Policy uncertainty from a central bank perspective

Release date
05/10/2016
Speaker
Dr John McDermott

Remarks delivered to the Macroeconomic Policy Meetings in Melbourne

Great advances have been made since inflation targeting was first introduced over a quarter of a century ago. Central banks have developed more understanding of the need to communicate well and how best to do so. And sophisticated models have been developed to aid in the design and evaluation of monetary policy.1

That said, the challenges to making good monetary policy remain as large as ever due to the pervasive role of uncertainty. Central banks still need to estimate unobservables such as the neutral interest rate or the output gap. And there will always be unforeseen and unforeseeable events, as the global financial crisis starkly reminded us.

While uncertainty has always been important for macroeconomics, Nick Bloom’s research with his many co-authors has reinvigorated interest in the effect of uncertainty on macroeconomic behaviour. One of their most important contributions has been to develop frameworks that enable us to measure uncertainty, and help us to think about how and why uncertainty matters for macroeconomic outcomes.2

I will focus my comments on two broad questions: how do we think about and deal with uncertainty as policy-makers? And what can we learn from this burgeoning literature?

Bloom and his co-authors draw a distinction between economic uncertainty and economic policy uncertainty (Baker, Bloom & Davis, forthcoming). They argue that economic policy is a major source of economic uncertainty. Their argument is a provocative one, which I want to explore.

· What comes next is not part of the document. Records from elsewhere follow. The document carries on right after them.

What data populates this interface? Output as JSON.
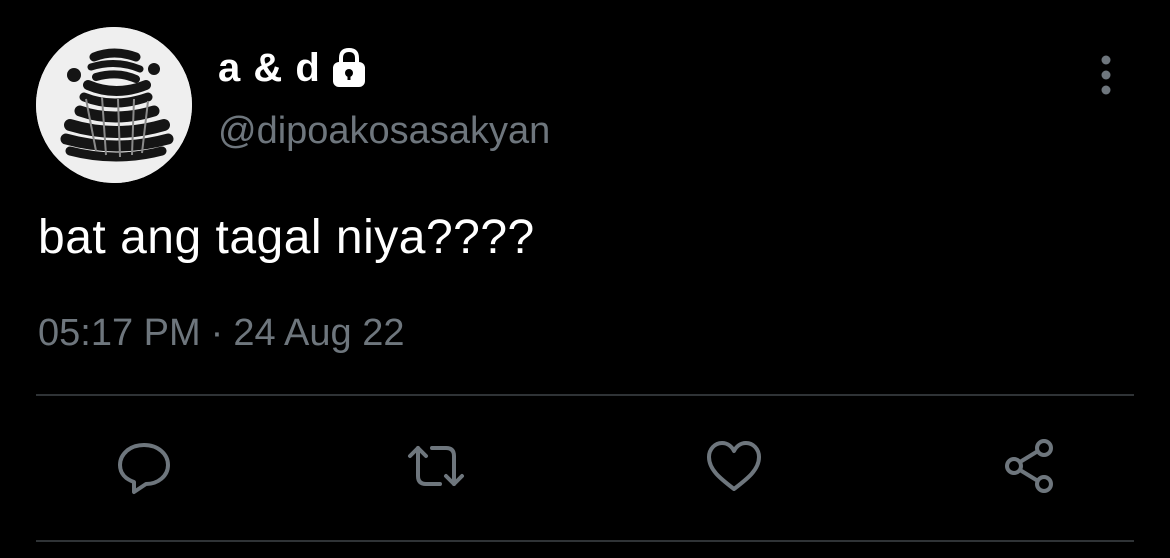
{
  "tweet": {
    "display_name": "a & d",
    "handle": "@dipoakosasakyan",
    "text": "bat ang tagal niya????",
    "time": "05:17 PM",
    "separator": "·",
    "date": "24 Aug 22",
    "protected_icon": "lock-icon",
    "more_icon": "more-vertical-icon"
  },
  "actions": [
    {
      "name": "reply",
      "icon": "comment-bubble-icon"
    },
    {
      "name": "retweet",
      "icon": "retweet-icon"
    },
    {
      "name": "like",
      "icon": "heart-icon"
    },
    {
      "name": "share",
      "icon": "share-icon"
    }
  ],
  "colors": {
    "background": "#000000",
    "primary_text": "#ffffff",
    "secondary_text": "#6e767d",
    "icon": "#6e767d",
    "divider": "#2f3336",
    "avatar_bg": "#efefef"
  }
}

Figure 1 presents an economic uncertainty index for New Zealand using forecast disagreements constructed by my colleague Tugrul Vehbi.3 This New Zealand uncertainty index is plotted against the VIX index. The VIX is a widely used proxy of uncertainty that is constructed from US equity options. Figure 1 highlights that a mix of domestic and international events have contributed to uncertainty in New Zealand. Some of the increases in uncertainty for New Zealand are associated with local events, such as droughts and the Canterbury earthquakes. Other increases coincide with offshore events such as the 9/11 attacks and the Lehman bankruptcy. In both cases, New Zealand economic policy clearly did not cause such events. That said, such events do propagate into uncertainty about our policy decisions because policy is endogenous to the state of the economy.

Figure 1

Figure 1: An economic uncertainty index for New Zealand using forecast disagreements

One can usefully decompose economic policy uncertainty into extrinsic and intrinsic components. Extrinsic uncertainty reflects external events, like the earthquakes and international developments that I mentioned earlier. Central banks clearly exercise little control over this form of uncertainty. The second component, intrinsic uncertainty, reflects uncertainty as to how we will respond to such external events, perhaps in part because of uncertainty about our objectives or because of unclear preferences over competing goals. This intrinsic uncertainty is probably closer to the economic policy uncertainty that Bloom and his co-authors are attempting to measure.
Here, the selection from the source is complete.